Arms And The Dress Poem by gershon hepner

Arms And The Dress



The most beautiful clothes that dress
a woman are the arms
of lovers who can guess
her naked, unchaste charms.
Arms of the man I sing
when I embrace her thus,
each time I have a fling,
and take, without much fuss,
the liberty of dressing
a woman with my hands,
when my arms are caressing
her wet, lascivious lands.

Inspired by an article by Steven Erlanger on the funeral of Yves Saint Laurent (“France Mourns and Celebrates the Ultimate Couturier, ” NYT, June 6,2008) , as well as by another poem I wrote today called “Edna’s Wetlands”) :
Two shopgirls in their uniform red jackets and black blouses stared down from the windows above the Elena Miro shop on the Rue du Faubourg St.-Honoré on Thursday, as the fashion world gathered below to mourn Yves Saint Laurent. Elena Miro is across the narrow street, blocked by the police, from the St.-Roch Church, sometimes considered “the church of artists, ” because it contains the graves of Corneille and the landscape architect André Le Nôtre. There, the world of French power and glitter held funeral services on Thursday for Mr. Saint Laurent, who was generally regarded, as the daily newspaper Le Figaro called him, the finest fashion designer of the last half of the 20th century. He rarely if ever designed for the women who buy at Elena Miro, which sells clothes for what is gently termed full-figured women. But he was considered a liberator of women, making trousers both fashionable and acceptable, and it was largely the women of Paris who lined the streets behind the police to mourn Mr. Saint Laurent and who stood to watch the big screen that showed the funeral going on inside. They clapped as Mr. Saint Laurent’s plain oak coffin entered the church, and again,90 minutes later, when it left, this time covered with the flag of France. “The most beautiful clothes that can dress a woman are the arms of the man she loves, ” he once said. “But for those who haven’t had the good fortune of finding this happiness, I am there.” He died Sunday, at 71, of a brain tumor, after an enormously creative and tumultuous life, which was also marked by psychological fragility and drug abuse…. Mr.

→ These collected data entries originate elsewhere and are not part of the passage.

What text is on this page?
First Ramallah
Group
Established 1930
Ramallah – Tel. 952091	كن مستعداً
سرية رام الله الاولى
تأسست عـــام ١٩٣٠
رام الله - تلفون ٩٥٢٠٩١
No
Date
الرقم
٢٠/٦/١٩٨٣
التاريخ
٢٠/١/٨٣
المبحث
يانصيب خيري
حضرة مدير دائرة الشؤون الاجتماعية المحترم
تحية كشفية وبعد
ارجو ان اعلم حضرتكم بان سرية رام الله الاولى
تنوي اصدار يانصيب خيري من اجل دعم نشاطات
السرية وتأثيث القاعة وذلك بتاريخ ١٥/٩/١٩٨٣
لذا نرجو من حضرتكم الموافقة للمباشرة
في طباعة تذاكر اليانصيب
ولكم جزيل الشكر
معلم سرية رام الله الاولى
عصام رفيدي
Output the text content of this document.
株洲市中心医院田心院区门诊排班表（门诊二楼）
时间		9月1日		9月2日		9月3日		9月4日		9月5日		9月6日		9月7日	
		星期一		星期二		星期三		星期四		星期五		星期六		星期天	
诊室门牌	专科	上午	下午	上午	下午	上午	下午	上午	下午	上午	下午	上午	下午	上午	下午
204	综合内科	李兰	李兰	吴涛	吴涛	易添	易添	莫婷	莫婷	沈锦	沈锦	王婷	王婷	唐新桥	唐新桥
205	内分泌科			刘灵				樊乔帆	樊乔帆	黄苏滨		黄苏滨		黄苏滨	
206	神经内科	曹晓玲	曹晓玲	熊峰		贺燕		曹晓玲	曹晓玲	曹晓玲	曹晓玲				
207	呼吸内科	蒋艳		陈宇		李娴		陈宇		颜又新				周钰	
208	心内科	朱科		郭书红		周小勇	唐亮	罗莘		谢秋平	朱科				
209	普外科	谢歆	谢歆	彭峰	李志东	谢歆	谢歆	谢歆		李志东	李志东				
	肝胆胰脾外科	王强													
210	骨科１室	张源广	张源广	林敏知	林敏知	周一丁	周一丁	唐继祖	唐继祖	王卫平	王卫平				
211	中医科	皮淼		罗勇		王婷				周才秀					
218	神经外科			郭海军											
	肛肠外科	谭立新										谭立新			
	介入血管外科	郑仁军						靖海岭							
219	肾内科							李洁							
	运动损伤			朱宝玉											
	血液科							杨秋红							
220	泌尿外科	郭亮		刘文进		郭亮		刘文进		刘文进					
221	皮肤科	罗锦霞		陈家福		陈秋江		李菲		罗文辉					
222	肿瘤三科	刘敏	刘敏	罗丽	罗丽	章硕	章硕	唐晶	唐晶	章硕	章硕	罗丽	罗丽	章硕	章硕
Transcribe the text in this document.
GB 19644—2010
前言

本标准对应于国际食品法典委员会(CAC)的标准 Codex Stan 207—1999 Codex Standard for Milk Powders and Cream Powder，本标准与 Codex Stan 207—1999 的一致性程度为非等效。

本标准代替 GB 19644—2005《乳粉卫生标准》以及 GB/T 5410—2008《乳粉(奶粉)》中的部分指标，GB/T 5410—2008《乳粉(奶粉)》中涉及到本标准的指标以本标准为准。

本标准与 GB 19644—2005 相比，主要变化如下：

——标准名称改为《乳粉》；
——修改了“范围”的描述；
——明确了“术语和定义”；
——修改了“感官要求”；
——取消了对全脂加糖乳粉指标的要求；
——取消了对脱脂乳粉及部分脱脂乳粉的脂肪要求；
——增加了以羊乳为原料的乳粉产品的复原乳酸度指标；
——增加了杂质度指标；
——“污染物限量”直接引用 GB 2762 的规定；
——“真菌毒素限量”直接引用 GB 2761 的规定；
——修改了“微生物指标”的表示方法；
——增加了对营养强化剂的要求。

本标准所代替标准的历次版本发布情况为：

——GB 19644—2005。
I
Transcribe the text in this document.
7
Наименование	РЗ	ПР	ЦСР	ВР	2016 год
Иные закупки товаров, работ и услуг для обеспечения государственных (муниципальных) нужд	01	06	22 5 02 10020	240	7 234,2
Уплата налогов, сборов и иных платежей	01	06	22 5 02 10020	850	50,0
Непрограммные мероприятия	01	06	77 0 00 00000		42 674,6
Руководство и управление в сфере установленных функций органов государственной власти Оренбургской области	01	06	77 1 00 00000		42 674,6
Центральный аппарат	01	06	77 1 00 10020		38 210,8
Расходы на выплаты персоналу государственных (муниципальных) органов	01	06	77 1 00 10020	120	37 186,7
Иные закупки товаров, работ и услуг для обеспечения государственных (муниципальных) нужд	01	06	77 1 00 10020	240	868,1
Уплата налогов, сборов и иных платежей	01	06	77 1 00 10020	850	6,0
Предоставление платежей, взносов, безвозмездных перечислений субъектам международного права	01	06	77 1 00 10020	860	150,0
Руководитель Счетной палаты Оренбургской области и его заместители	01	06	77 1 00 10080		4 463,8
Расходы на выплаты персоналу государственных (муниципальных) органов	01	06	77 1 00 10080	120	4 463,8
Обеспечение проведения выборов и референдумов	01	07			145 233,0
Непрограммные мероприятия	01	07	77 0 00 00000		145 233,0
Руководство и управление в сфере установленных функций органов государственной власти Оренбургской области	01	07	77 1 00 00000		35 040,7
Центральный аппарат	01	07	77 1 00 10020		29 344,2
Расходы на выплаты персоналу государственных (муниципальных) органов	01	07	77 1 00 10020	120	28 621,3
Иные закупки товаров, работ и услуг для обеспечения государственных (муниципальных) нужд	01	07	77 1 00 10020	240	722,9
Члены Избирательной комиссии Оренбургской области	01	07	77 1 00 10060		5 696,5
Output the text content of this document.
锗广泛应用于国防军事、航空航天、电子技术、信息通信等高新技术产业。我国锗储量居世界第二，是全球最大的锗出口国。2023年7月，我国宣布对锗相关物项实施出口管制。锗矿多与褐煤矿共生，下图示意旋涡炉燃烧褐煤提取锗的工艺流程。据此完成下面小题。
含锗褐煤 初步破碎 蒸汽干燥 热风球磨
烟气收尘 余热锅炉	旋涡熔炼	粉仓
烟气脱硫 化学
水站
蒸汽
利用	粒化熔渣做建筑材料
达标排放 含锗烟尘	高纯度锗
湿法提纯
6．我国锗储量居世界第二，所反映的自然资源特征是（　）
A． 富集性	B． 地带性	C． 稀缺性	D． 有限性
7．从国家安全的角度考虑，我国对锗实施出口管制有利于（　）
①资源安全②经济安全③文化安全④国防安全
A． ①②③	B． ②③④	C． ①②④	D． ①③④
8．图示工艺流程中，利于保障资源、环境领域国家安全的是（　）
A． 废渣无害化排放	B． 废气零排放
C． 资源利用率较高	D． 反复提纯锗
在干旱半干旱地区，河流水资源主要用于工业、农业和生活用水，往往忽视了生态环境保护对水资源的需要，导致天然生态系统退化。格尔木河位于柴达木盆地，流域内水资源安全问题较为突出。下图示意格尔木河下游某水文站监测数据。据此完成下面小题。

Saint Laurent, born in Oran, Algeria, will be cremated and his ashes buried in a botanical garden he restored in Marrakesh, Morocco, near a home he and Mr. Bergé bought together. Mr. Bergé said he would mark Mr. Saint Laurent’s grave with the words “French couturier.” “French because you could have been nothing else, ” he said. “French like a verse of Ronsard, a parterre of Le Nôtre, a page of Ravel, a painting of Matisse.”